Шёл  и разговаривал со встречными собаками и кошками, и они чувствовали излучение добра, повиливали хвостами, ласкались.
Дети… Он без умиления не мог и смотреть-то на них. Трезвый. А тут выпивши, приметил копошившихся в песочнице карапузов, остановился.
   Увидев у мальчугана  зелёную соплю, Иван Петрович  вытер её своим платком, послюнив, протер и всю перепачканную  рожицу.
     - Вот они понастроили тут, эк, домиков сколько!

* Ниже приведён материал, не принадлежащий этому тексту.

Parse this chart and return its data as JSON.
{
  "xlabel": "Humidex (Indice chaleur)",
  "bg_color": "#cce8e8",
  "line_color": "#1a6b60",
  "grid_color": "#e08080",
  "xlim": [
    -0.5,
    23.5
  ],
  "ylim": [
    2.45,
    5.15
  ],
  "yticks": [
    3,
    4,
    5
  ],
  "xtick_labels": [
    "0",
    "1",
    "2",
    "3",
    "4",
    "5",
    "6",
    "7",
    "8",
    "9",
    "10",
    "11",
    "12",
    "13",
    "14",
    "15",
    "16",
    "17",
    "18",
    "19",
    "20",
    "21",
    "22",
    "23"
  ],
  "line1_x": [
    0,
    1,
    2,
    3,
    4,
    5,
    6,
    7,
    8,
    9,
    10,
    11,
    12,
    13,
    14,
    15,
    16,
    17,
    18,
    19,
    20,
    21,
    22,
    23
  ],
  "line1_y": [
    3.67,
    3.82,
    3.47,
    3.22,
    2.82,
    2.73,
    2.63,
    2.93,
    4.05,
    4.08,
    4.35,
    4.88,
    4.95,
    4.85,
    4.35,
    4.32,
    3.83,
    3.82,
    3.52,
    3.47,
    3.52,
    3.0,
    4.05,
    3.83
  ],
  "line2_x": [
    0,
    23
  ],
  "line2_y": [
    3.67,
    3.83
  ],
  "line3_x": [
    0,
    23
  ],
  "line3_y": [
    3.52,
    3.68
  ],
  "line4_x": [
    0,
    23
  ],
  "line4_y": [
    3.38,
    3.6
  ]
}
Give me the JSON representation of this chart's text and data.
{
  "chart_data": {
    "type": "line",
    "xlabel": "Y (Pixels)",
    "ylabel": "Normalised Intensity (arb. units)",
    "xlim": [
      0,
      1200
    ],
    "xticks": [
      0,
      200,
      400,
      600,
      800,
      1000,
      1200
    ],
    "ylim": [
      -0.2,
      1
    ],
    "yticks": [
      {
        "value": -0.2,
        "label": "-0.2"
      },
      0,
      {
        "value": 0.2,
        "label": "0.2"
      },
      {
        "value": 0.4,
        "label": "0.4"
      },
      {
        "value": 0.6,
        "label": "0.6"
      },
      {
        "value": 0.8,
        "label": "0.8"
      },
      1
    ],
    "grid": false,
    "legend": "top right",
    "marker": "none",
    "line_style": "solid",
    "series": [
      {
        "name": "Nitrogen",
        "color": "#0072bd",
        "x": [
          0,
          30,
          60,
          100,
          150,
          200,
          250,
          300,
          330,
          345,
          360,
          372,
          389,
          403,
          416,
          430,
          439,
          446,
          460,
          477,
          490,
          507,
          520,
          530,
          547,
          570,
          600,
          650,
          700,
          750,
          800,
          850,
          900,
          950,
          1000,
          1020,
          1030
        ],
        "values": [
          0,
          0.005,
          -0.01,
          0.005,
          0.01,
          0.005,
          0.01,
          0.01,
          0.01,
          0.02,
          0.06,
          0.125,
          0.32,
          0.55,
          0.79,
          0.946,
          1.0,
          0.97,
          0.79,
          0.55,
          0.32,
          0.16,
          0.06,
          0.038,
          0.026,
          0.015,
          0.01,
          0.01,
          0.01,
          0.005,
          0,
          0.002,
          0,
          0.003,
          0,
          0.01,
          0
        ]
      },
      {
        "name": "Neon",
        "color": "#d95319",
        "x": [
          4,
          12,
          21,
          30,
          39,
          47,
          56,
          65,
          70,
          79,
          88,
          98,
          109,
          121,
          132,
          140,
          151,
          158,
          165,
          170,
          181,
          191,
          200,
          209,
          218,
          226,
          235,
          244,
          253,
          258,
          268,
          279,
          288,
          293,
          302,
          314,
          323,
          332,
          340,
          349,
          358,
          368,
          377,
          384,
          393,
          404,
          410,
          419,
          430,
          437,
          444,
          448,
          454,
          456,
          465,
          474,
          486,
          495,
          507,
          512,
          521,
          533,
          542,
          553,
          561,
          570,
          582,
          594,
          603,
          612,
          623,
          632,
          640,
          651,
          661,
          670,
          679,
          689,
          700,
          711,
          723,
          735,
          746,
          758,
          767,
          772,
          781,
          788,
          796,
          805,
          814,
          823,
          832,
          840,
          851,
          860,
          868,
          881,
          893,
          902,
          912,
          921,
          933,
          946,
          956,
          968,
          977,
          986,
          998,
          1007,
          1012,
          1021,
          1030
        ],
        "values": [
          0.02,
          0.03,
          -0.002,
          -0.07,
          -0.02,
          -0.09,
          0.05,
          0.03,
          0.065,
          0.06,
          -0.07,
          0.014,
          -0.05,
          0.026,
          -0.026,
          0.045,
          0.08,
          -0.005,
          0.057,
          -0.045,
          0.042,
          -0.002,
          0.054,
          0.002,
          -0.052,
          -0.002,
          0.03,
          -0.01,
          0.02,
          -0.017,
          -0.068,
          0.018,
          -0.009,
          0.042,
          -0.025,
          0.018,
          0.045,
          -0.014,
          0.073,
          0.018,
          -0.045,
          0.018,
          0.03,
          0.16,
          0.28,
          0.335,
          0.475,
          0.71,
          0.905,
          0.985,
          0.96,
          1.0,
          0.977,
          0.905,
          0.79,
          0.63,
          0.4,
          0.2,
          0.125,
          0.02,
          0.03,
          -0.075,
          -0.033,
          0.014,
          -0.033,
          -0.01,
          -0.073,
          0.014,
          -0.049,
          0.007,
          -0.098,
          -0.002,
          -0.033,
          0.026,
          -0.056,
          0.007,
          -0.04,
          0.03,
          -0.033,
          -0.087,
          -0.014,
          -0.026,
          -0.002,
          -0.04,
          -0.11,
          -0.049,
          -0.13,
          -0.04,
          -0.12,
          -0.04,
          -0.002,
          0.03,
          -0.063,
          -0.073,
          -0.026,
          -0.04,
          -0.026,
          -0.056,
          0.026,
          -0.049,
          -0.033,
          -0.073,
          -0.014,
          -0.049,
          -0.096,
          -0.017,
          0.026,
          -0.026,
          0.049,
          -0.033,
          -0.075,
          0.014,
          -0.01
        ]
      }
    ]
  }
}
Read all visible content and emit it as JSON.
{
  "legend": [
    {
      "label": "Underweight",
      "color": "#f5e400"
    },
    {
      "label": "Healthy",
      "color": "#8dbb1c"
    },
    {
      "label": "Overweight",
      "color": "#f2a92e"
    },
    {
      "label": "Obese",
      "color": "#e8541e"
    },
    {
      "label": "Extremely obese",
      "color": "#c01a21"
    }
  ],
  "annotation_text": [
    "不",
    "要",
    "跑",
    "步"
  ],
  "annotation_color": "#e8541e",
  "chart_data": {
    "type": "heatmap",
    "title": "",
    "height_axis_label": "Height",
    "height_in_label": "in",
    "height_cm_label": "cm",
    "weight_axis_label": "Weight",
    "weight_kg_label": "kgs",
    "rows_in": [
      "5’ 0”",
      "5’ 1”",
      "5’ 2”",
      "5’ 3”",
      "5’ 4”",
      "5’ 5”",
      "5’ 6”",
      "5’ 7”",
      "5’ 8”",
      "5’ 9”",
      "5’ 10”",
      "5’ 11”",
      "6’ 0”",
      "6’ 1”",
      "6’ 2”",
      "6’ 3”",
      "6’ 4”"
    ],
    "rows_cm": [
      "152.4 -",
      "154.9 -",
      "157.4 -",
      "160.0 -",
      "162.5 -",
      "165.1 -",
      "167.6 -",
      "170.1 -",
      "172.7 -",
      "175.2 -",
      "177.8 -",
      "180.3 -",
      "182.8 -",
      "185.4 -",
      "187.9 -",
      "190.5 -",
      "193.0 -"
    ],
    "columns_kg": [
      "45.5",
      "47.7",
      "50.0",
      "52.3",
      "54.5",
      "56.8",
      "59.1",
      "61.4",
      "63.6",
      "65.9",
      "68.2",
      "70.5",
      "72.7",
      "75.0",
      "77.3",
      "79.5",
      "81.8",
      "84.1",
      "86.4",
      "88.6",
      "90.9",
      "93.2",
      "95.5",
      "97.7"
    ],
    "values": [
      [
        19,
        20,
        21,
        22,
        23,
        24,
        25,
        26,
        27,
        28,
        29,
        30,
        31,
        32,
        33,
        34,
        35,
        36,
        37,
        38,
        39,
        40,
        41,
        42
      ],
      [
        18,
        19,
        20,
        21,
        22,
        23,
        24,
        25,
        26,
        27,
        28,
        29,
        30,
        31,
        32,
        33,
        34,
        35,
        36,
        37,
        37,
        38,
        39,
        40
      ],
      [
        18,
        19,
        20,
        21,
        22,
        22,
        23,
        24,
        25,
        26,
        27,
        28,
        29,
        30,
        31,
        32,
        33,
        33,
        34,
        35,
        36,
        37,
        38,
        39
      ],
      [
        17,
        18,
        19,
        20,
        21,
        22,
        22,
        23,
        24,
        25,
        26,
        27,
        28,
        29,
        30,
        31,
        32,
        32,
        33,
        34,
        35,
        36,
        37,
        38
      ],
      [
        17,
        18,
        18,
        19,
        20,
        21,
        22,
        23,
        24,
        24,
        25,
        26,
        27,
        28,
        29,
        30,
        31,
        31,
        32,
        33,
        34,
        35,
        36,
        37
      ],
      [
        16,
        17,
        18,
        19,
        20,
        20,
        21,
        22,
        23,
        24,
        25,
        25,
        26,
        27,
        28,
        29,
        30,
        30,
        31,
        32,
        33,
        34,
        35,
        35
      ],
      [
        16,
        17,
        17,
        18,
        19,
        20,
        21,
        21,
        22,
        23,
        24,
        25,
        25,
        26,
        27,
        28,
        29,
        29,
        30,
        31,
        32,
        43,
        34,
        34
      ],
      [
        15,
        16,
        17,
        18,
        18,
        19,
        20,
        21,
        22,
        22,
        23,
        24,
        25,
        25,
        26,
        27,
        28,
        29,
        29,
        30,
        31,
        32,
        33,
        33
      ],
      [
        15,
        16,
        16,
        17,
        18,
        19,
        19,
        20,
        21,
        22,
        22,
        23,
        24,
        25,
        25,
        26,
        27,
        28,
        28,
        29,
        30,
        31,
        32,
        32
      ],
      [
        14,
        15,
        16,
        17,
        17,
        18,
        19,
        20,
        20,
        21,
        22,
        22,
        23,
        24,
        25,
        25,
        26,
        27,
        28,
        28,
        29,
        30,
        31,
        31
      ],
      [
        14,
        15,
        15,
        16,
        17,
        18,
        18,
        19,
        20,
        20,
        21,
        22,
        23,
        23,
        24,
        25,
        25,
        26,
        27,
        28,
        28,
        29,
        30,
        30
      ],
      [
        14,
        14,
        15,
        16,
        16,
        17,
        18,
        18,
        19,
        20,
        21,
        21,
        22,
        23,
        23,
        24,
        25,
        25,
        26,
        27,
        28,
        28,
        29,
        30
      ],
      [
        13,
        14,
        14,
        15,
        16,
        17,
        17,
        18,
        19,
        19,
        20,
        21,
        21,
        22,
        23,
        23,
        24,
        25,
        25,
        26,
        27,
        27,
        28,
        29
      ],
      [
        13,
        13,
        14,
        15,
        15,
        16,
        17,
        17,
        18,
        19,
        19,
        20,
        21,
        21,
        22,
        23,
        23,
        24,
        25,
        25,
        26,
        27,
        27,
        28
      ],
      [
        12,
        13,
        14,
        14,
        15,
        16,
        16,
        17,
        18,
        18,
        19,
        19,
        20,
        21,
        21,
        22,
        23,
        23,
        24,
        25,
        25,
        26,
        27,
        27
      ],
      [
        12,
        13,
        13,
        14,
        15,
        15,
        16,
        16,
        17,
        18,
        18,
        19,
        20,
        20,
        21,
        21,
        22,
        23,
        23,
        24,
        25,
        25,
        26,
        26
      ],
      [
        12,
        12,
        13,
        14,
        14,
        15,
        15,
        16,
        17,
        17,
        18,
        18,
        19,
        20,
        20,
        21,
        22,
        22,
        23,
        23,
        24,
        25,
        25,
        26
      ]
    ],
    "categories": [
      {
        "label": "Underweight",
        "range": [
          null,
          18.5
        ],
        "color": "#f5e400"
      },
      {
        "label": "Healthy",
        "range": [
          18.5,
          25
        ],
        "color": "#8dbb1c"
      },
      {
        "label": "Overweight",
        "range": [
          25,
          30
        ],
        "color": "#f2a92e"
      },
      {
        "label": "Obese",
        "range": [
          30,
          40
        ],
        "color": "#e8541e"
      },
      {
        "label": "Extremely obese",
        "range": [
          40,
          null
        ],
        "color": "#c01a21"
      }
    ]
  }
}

А у тебя чего? – спросил он у малышки, размешивающей в детской кастрюльке какую-то жижицу. – Каша, поди, грешневая. Дай-ка я поем. Эх, вкууусно. Хозяюшкой  ты будешь.
   Детишки замирали. Дядя их не ругал, не кидался отряхивать от песка, не гнал. Он играл с ними…
  Иван Петрович заторопился домой. Он знал, что Маняша его «постругает», а он сядет после  на коммунальной кухне и будет рассказывать что-нибудь веселенькое женщинам; детки будут сновать под ногами, а он, раскинув руки и «страшно» тараща глаза, будет ловить их. И весь этот родной шум и гам переполнит его счастьем. Наконец, в постели, в темноте и тишине, прижавшись к тёплому Маняшину боку, он услышит её шёпот:
      - Дурачок ты у меня, дурачок. Нашел с кем пить, с Наумкиным. Что тебе от него, алкаша? Люди-то умные с начальством выпивают. Глядишь, квартиру бы дали, а так…
   Она ещё что-то говорила, но Иван Петрович уже не слышал, он спал. А Маняша, махнув на него рукой, встала поправить дочкам одеяльца. Они спали тут же за шкафом.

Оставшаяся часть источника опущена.